A visit to one of Delhi’s poorest quarters provides a glimmer of hope. The Nizamuddin district takes its name from the shrine of a holy man— Shaikh Nizamuddin Auliya (1238–1325)—renowned for his religious inclusiveness, his commitment to the poor, his disdain for rulers, and a love of music and dance that set him apart from his more austere Muslim contemporaries. The shrine attracts visitors from all over the Islamic world, as well as non-Muslim devotees. It typifies the spiritual syncretism one finds in India, where the tombs of holy persons attract followers from all religions. Until recently this run-down area was crammed with rural migrants and pilgrims hoping to benefit spiritually from the Shaikh’s baraka (blessedness), or materially by taking odd-jobs serving other pilgrims.
With no serviceable toilets available for pilgrims, the ground beneath the pillars of the overhead metro railway that is now under construction (causing a huge disruption to Delhi’s burgeoning traffic) has become an open latrine, a magnet for flies and disease. Now the Aga Khan Foundation, in partnership with other NGOs and agencies, is rehabilitating the area in a major initiative with the municipal corporation of Delhi. Measures include the organized collection of refuse, the provision of public toilets managed by the community, where users are charged a small fee for cleaning and supervision, and the re-housing of squatters who had constructed precarious additions to the fourteenth-century baoli or stepwell—the water is reached by descending flights of steps—now being dredged and reconstituted using the latest radar technology.
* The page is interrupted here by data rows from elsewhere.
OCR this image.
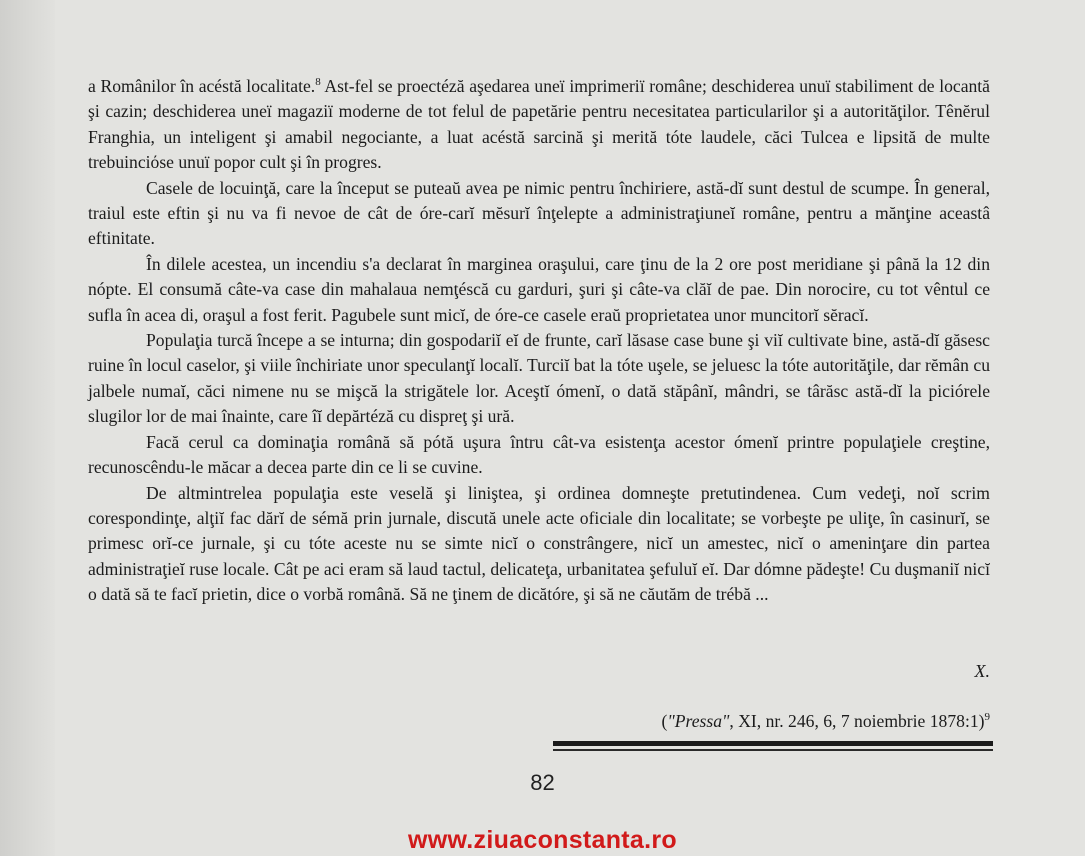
a Românilor în acéstă localitate.$^8$ Ast-fel se proectéză aşedarea uneï imprimeriï române; deschiderea unuï stabiliment de locantă şi cazin; deschiderea uneï magaziï moderne de tot felul de papetărie pentru necesitatea particularilor şi a autorităţilor. Tênĕrul Franghia, un inteligent şi amabil negociante, a luat acéstă sarcină şi merită tóte laudele, căci Tulcea e lipsită de multe trebuinciόse unuï popor cult şi în progres.

Casele de locuinţă, care la început se puteaŭ avea pe nimic pentru închiriere, astă-dĭ sunt destul de scumpe. În general, traiul este eftin şi nu va fi nevoe de cât de óre-carĭ mĕsurĭ înţelepte a administraţiuneĭ române, pentru a mănţine aceastâ eftinitate.

În dilele acestea, un incendiu s'a declarat în marginea oraşului, care ţinu de la 2 ore post meridiane şi până la 12 din nópte. El consumă câte-va case din mahalaua nemţéscă cu garduri, şuri şi câte-va clăĭ de pae. Din norocire, cu tot vêntul ce sufla în acea di, oraşul a fost ferit. Pagubele sunt micĭ, de óre-ce casele eraŭ proprietatea unor muncitorĭ sĕracĭ.

Populaţia turcă începe a se inturna; din gospodariĭ eĭ de frunte, carĭ lăsase case bune şi viĭ cultivate bine, astă-dĭ găsesc ruine în locul caselor, şi viile închiriate unor speculanţĭ localĭ. Turciĭ bat la tóte uşele, se jeluesc la tóte autorităţile, dar rĕmân cu jalbele numaĭ, căci nimene nu se mişcă la strigătele lor. Aceştĭ ómenĭ, o dată stăpânĭ, mândri, se târăsc astă-dĭ la piciórele slugilor lor de mai înainte, care îĭ depărtéză cu dispreţ şi ură.

Facă cerul ca dominaţia română să pótă uşura întru cât-va esistenţa acestor ómenĭ printre populaţiele creştine, recunoscêndu-le măcar a decea parte din ce li se cuvine.

De altmintrelea populaţia este veselă şi liniştea, şi ordinea domneşte pretutindenea. Cum vedeţi, noĭ scrim corespondinţe, alţiĭ fac dărĭ de sémă prin jurnale, discută unele acte oficiale din localitate; se vorbeşte pe uliţe, în casinurĭ, se primesc orĭ-ce jurnale, şi cu tóte aceste nu se simte nicĭ o constrângere, nicĭ un amestec, nicĭ o ameninţare din partea administraţieĭ ruse locale. Cât pe aci eram să laud tactul, delicateţa, urbanitatea şefuluĭ eĭ. Dar dómne pădeşte! Cu duşmaniĭ nicĭ o dată să te facĭ prietin, dice o vorbă română. Să ne ţinem de dicătóre, şi să ne căutăm de trébă ...

X.
("Pressa", XI, nr. 246, 6, 7 noiembrie 1878:1)$^9$
82
www.ziuaconstanta.ro
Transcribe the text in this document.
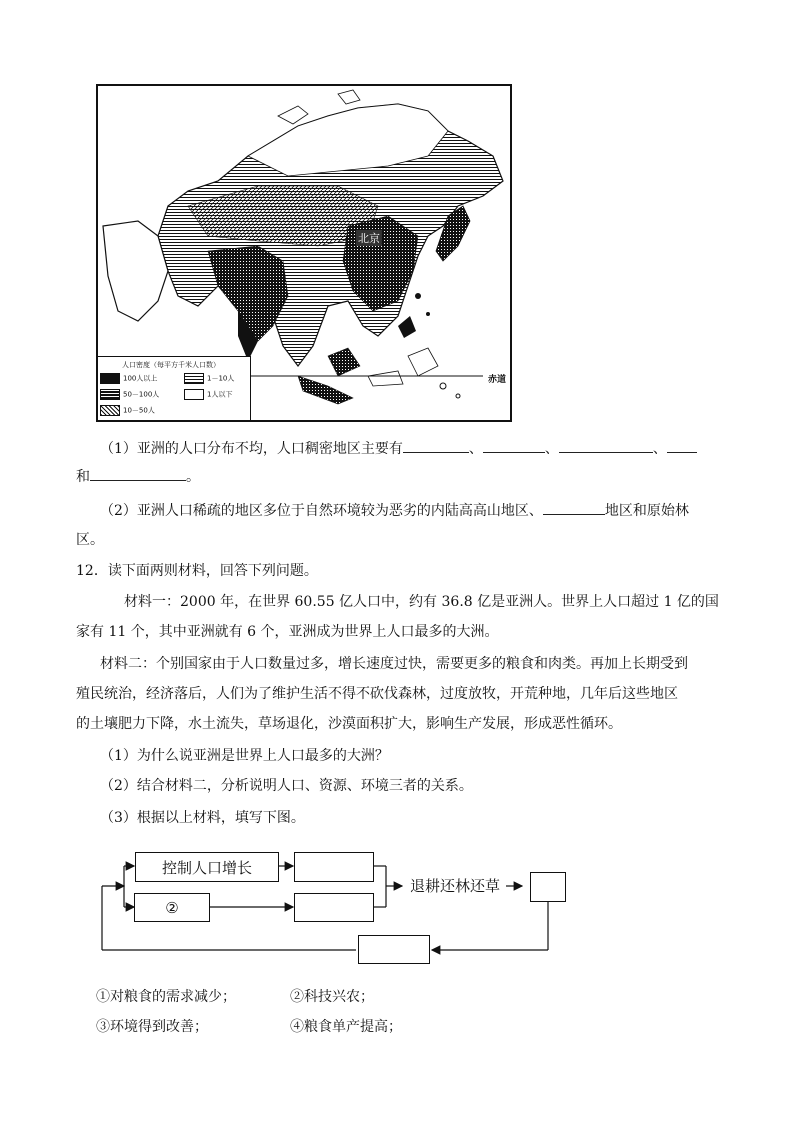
北京
赤道
人口密度（每平方千米人口数）
100人以上
50－100人
10－50人
1－10人
1人以下
（1）亚洲的人口分布不均，人口稠密地区主要有	、	、	、
和	。
（2）亚洲人口稀疏的地区多位于自然环境较为恶劣的内陆高高山地区、	地区和原始林
区。
12．读下面两则材料，回答下列问题。
材料一：2000 年，在世界 60.55 亿人口中，约有 36.8 亿是亚洲人。世界上人口超过 1 亿的国
家有 11 个，其中亚洲就有 6 个，亚洲成为世界上人口最多的大洲。
材料二：个别国家由于人口数量过多，增长速度过快，需要更多的粮食和肉类。再加上长期受到
殖民统治，经济落后，人们为了维护生活不得不砍伐森林，过度放牧，开荒种地，几年后这些地区
的土壤肥力下降，水土流失，草场退化，沙漠面积扩大，影响生产发展，形成恶性循环。
（1）为什么说亚洲是世界上人口最多的大洲？
（2）结合材料二，分析说明人口、资源、环境三者的关系。
（3）根据以上材料，填写下图。
控制人口增长
②
退耕还林还草
①对粮食的需求减少；	②科技兴农；
③环境得到改善；	④粮食单产提高；
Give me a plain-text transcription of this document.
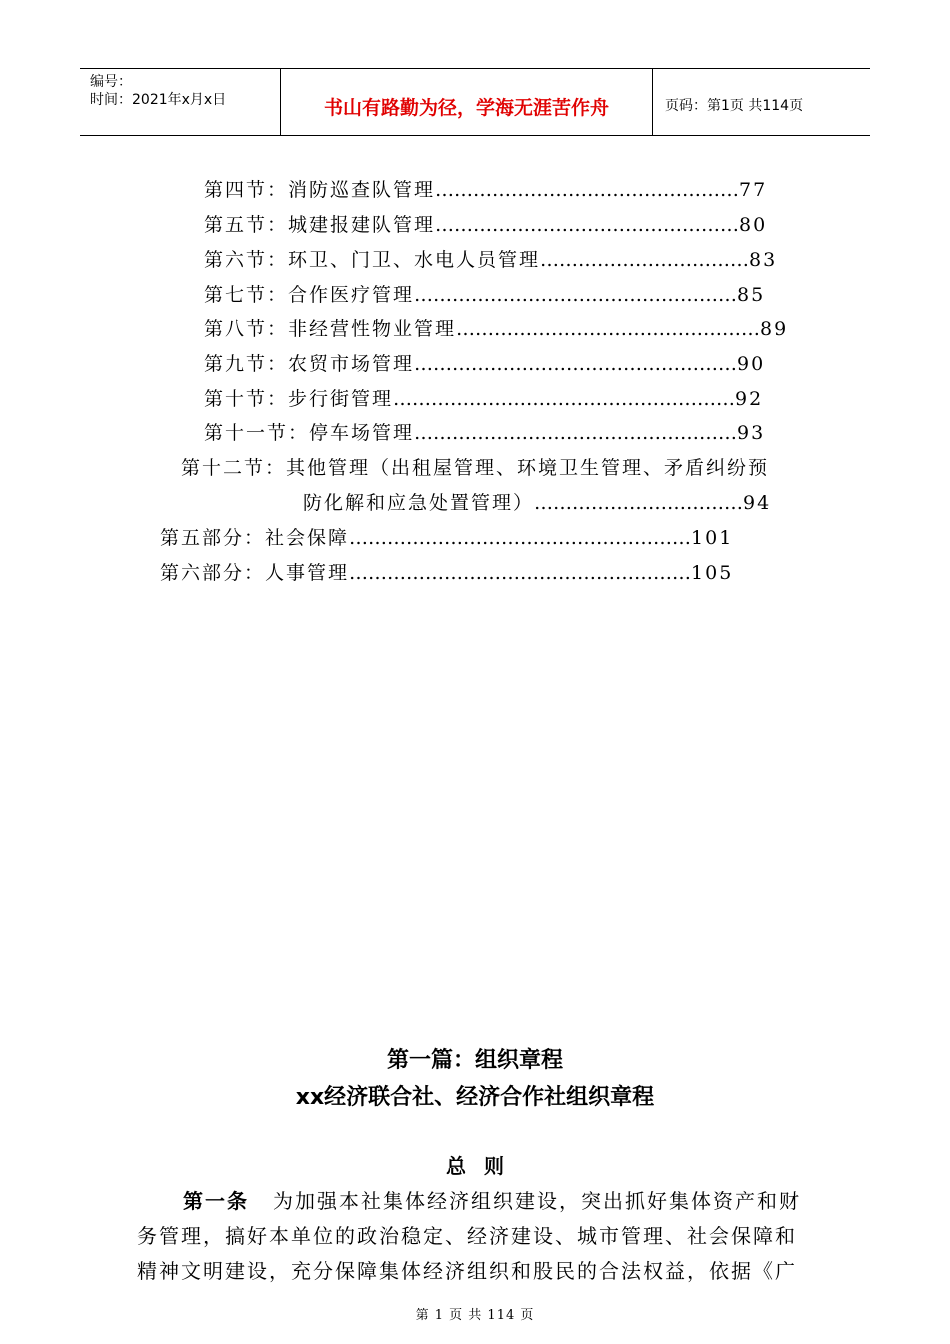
编号：
时间：2021年x月x日	书山有路勤为径，学海无涯苦作舟	页码：第1页 共114页
第四节：消防巡查队管理…………………………………………77
第五节：城建报建队管理…………………………………………80
第六节：环卫、门卫、水电人员管理……………………………83
第七节：合作医疗管理……………………………………………85
第八节：非经营性物业管理…………………………………………89
第九节：农贸市场管理……………………………………………90
第十节：步行街管理………………………………………………92
第十一节：停车场管理……………………………………………93
第十二节：其他管理（出租屋管理、环境卫生管理、矛盾纠纷预
防化解和应急处置管理）……………………………94
第五部分：社会保障………………………………………………101
第六部分：人事管理………………………………………………105
第一篇：组织章程
xx经济联合社、经济合作社组织章程
总则
第一条 为加强本社集体经济组织建设，突出抓好集体资产和财
务管理，搞好本单位的政治稳定、经济建设、城市管理、社会保障和
精神文明建设，充分保障集体经济组织和股民的合法权益，依据《广
第 1 页 共 114 页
The local government school in Nizamuddin has received a comprehensive make-over funded by the Aga Khan Foundation in collaboration with one of India’s oldest charities, the Sir Ratan Tata Trust. In addition to bright new classrooms, well-designed for children, a vital outcome of the project, the headmaster suggests, is the renovated toilet block with separate cubicles for girls and boys. In Delhi—as in rural Gujarat, where similar conditions prevail—school drop-out rates have been highest among girls. Purely cultural factors—such as the demands of mothers for domestic help—are partly responsible. But teachers and aid workers see the lack of toilets as the primary reason girls have not been attending school, since there is no private place where they can relieve themselves. A program for building school toilets in Gujarat I looked at several years ago has yielded not just improvements in family health and hygiene, but a marked increase in female school attendance. Fifteen of the girls who took part in the program—whereby the children themselves cleaned the toilets—were going on to higher education.
Since the introduction of the new toilets in the Nizamuddin school, female drop-out rates have declined dramatically: the ratio of girls to boys attending the school is now 55–45 percent. Living in London one takes the humble loo for granted. A fortnight in Delhi reveals its potential for kick-starting a social revolution.